The other day, in my on-going quest to find new, fresh music for my workout playlist, I found myself perusing the CD selection at my local library branch on my lunch break.
The library's CD collection is really a wonder to behold. It's dingy and dusty and it saddens me that nobody has ever really found an adequate way of storing CDs. There are those big ugly towers, but they are big and ugly and now that the 90s are over, are no longer really acceptable furniture items. There are those giant binders, but they're unwieldy and not at all ideal for a library where you want to make sure people can check them out with the case. I know people have tried doing drawers with slots for each case, but those are always jamming up, and if you have a double-disk set, well, tough luck, my friend. Tough luck.
This particular branch of the NYPL system, it seems, has also just given up on finding a decent way to shelve their CDs and settled for just jamming them in rows on the shelves right above their VHS collection.

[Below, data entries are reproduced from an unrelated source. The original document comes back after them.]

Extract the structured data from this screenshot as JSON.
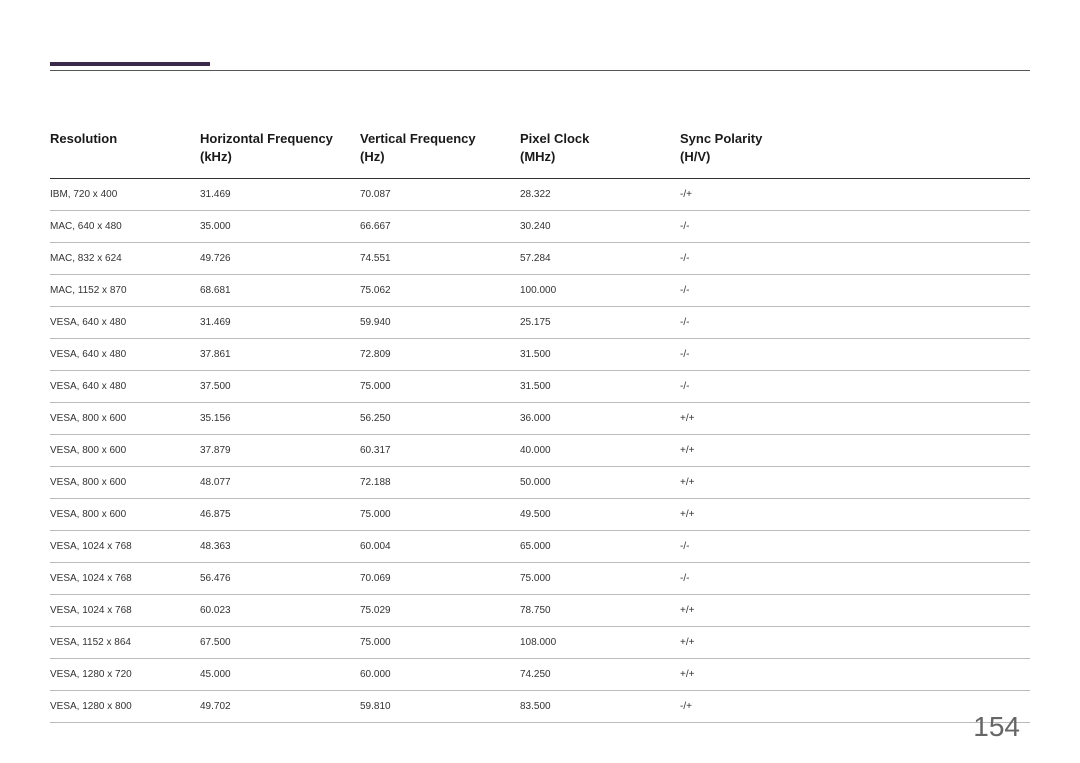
{
  "page_number": "154",
  "styling": {
    "accent_color": "#3b2a4a",
    "background_color": "#ffffff",
    "header_font_size": 13,
    "cell_font_size": 10,
    "page_number_font_size": 28,
    "page_number_color": "#666",
    "header_border_color": "#333",
    "row_border_color": "#bbb"
  },
  "table": {
    "columns": [
      {
        "main": "Resolution",
        "unit": ""
      },
      {
        "main": "Horizontal Frequency",
        "unit": "(kHz)"
      },
      {
        "main": "Vertical Frequency",
        "unit": "(Hz)"
      },
      {
        "main": "Pixel Clock",
        "unit": "(MHz)"
      },
      {
        "main": "Sync Polarity",
        "unit": "(H/V)"
      }
    ],
    "rows": [
      [
        "IBM, 720 x 400",
        "31.469",
        "70.087",
        "28.322",
        "-/+"
      ],
      [
        "MAC, 640 x 480",
        "35.000",
        "66.667",
        "30.240",
        "-/-"
      ],
      [
        "MAC, 832 x 624",
        "49.726",
        "74.551",
        "57.284",
        "-/-"
      ],
      [
        "MAC, 1152 x 870",
        "68.681",
        "75.062",
        "100.000",
        "-/-"
      ],
      [
        "VESA, 640 x 480",
        "31.469",
        "59.940",
        "25.175",
        "-/-"
      ],
      [
        "VESA, 640 x 480",
        "37.861",
        "72.809",
        "31.500",
        "-/-"
      ],
      [
        "VESA, 640 x 480",
        "37.500",
        "75.000",
        "31.500",
        "-/-"
      ],
      [
        "VESA, 800 x 600",
        "35.156",
        "56.250",
        "36.000",
        "+/+"
      ],
      [
        "VESA, 800 x 600",
        "37.879",
        "60.317",
        "40.000",
        "+/+"
      ],
      [
        "VESA, 800 x 600",
        "48.077",
        "72.188",
        "50.000",
        "+/+"
      ],
      [
        "VESA, 800 x 600",
        "46.875",
        "75.000",
        "49.500",
        "+/+"
      ],
      [
        "VESA, 1024 x 768",
        "48.363",
        "60.004",
        "65.000",
        "-/-"
      ],
      [
        "VESA, 1024 x 768",
        "56.476",
        "70.069",
        "75.000",
        "-/-"
      ],
      [
        "VESA, 1024 x 768",
        "60.023",
        "75.029",
        "78.750",
        "+/+"
      ],
      [
        "VESA, 1152 x 864",
        "67.500",
        "75.000",
        "108.000",
        "+/+"
      ],
      [
        "VESA, 1280 x 720",
        "45.000",
        "60.000",
        "74.250",
        "+/+"
      ],
      [
        "VESA, 1280 x 800",
        "49.702",
        "59.810",
        "83.500",
        "-/+"
      ]
    ]
  }
}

The result is a display that makes it not at all easy to browse and extremely easy to chip of break the cases.
But if you do brave the horrible shelving situation to peruse the collection, you will be in for a treat. (A very, very random assortment of treats, really.)

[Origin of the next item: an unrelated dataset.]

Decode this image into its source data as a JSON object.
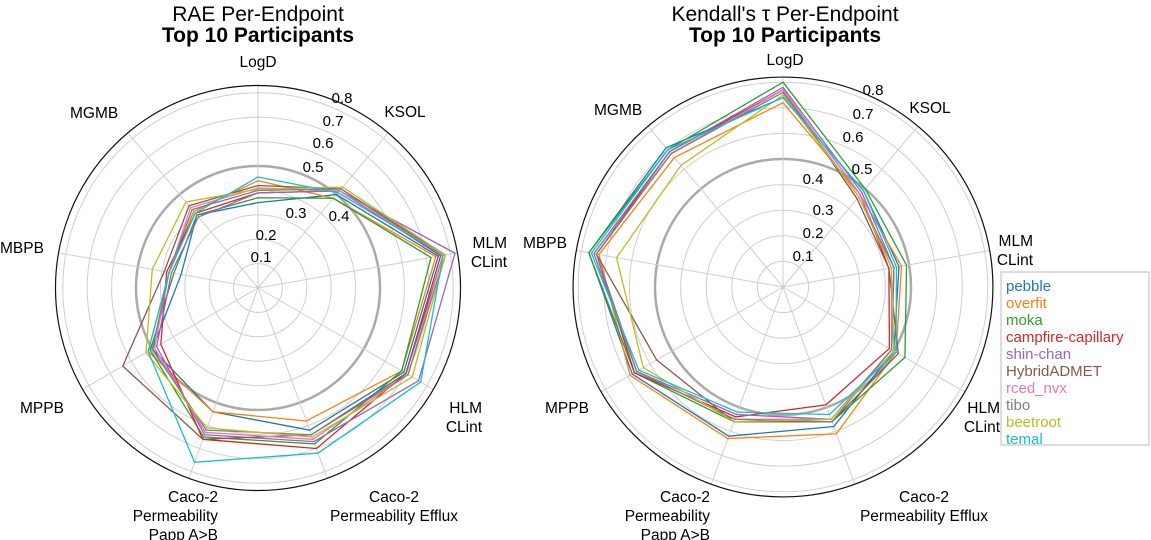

For the most part, you'd suspect that this collection was conceived and mostly furnished during, maybe 1999, when purchases like Jamiroquai's Synkronized and The Baha Men's Who Let the Dogs Out seemed like they might possibly become essential parts of the pop culture pantheon. Other odd choices: Today's Country Dance Hits Back to Back (various artists), 98 Degrees and Rising (98 Degrees), and many, many copies of compilation albums from Entertainment Weekly and Billboard -- Greatest Hits - 1972, Pure Disco Hits, etc.
In the end, I picked up a John Fogerty greatest hits CD, one of those Entertainment Weekly compilations, and Melissa Etheridge's Yes I Am, feeling a vague twinge of nostalgia for a brief period in the fall of seventh grade where I waited long hours by the radio, poised to hit "record" as soon as "I'm The Only One" came on the radio. (Really, a great song, especially when you're 12 and most certainly the only one who has ever endured the horrible miseries of life and unrequited love.)
Kids today with their playlists and itunes are really missing a great preteen experience of forming mixtape masterpieces. It's really a lost art -- trying to hit the button in time to get the maximum amount of song with the minimum amount of DJ banter, and then stopping the recording before the DJ banter/next song/commercial begins. But, whatever. Now I have "I'm The Only One" on my mp3 player too.